1. Hydrogen peroxide
2. Lemon and glycerin swabs
3. Plain water
4. Viscouse lidocaine
Looking for answers(s):3
Explanation: Because the child cannot swish and spit and is most likely to swallow mouthwash or other substances, plain tap water is the best choice. Hydrogen peroxide and lemon and glycerin swabs have a drying effect on the mucosa and should not be used. Also, lemon is irritating to mouth sores and may lead to tooth decay. Viscous lidocaine may suppress the gag reflex in a young child, increasing the risk of aspiration.
Question 49. Which of the following psychosocial stressors is likely to be imposed upon an immobilized 2-year-old?
1. Guilt
2. Inferiority
3. Mistrust
4. Shame
Looking for answers(s):4
Explanation: Immobilization impedes autonomy in toddlers, leading to feelings of shame and doubt unless intervention occurs. Immobilization impedes initiative in preschoolers, leading to feelings of guilt without intervention. Immobilization impedes industry in schoolagers, leading to feelings of inferiority without intervention. Immobilization impedes trust in infants, leading to feelings of mistrust without intervention.

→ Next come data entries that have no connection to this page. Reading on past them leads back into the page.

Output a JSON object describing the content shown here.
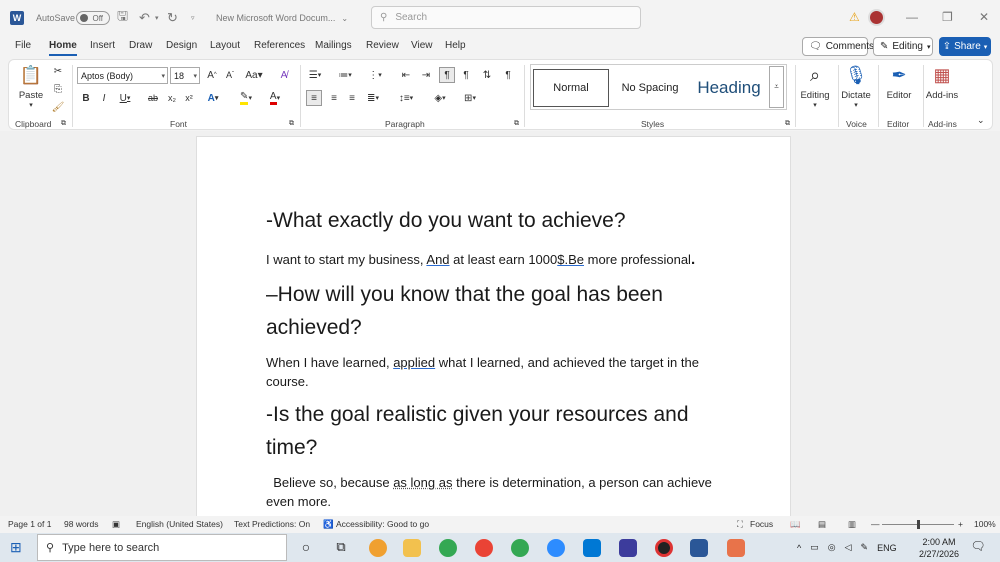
{
  "titlebar": {
    "autosave_label": "AutoSave",
    "autosave_state": "Off",
    "doc_title": "New Microsoft Word Docum...",
    "search_placeholder": "Search"
  },
  "menu": {
    "tabs": [
      "File",
      "Home",
      "Insert",
      "Draw",
      "Design",
      "Layout",
      "References",
      "Mailings",
      "Review",
      "View",
      "Help"
    ],
    "active_tab": "Home",
    "comments_label": "Comments",
    "editing_label": "Editing",
    "share_label": "Share"
  },
  "ribbon": {
    "paste_label": "Paste",
    "font_name": "Aptos (Body)",
    "font_size": "18",
    "groups": {
      "clipboard": "Clipboard",
      "font": "Font",
      "paragraph": "Paragraph",
      "styles": "Styles",
      "voice": "Voice",
      "editor": "Editor",
      "addins": "Add-ins"
    },
    "styles": [
      "Normal",
      "No Spacing",
      "Heading"
    ],
    "editing_btn": "Editing",
    "dictate_btn": "Dictate",
    "editor_btn": "Editor",
    "addins_btn": "Add-ins"
  },
  "document": {
    "h1": "-What exactly do you want to achieve?",
    "p1_a": "I want to start my business, ",
    "p1_b": "And",
    "p1_c": " at least earn 1000",
    "p1_d": "$.Be",
    "p1_e": " more professional",
    "p1_f": ".",
    "h2": "–How will you know that the goal has been achieved?",
    "p2_a": "When I have learned, ",
    "p2_b": "applied",
    "p2_c": " what I learned, and achieved the target in the course.",
    "h3": "-Is the goal realistic given your resources and time?",
    "p3_a": "  Believe so, because ",
    "p3_b": "as long as",
    "p3_c": " there is determination, a person can achieve even more."
  },
  "statusbar": {
    "page": "Page 1 of 1",
    "words": "98 words",
    "language": "English (United States)",
    "text_predictions": "Text Predictions: On",
    "accessibility": "Accessibility: Good to go",
    "focus": "Focus",
    "zoom": "100%",
    "zoom_fraction": 0.5
  },
  "taskbar": {
    "search_placeholder": "Type here to search",
    "lang": "ENG",
    "time": "2:00 AM",
    "date": "2/27/2026"
  },
  "colors": {
    "accent": "#1a5fb4",
    "word_blue": "#2b5797",
    "warning": "#e8a317"
  }
}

Question 50. In addition to the usual postoperative care, immediate postoperative care of the adolescent who had a Luque repair of scoliosis includes which of the following?
1. Administering nonopioids for pain
2. Assessing for neurologic integrity
3. Encouraging frequent voiding
4. Logrolling every 2 hours
Looking for answers(s):2
Explanation: With this type of surgical repair, there is a danger of spinal nerve damage. The pain from scoliosis surgery is severe. The client should receive opioids around the clock until the pain can be controlled with nonopioids. Postoperatively, the client will have an indwelling catheter in place. Immediately following a Luque repair, the client must lie flat for 12 hours before logrolling.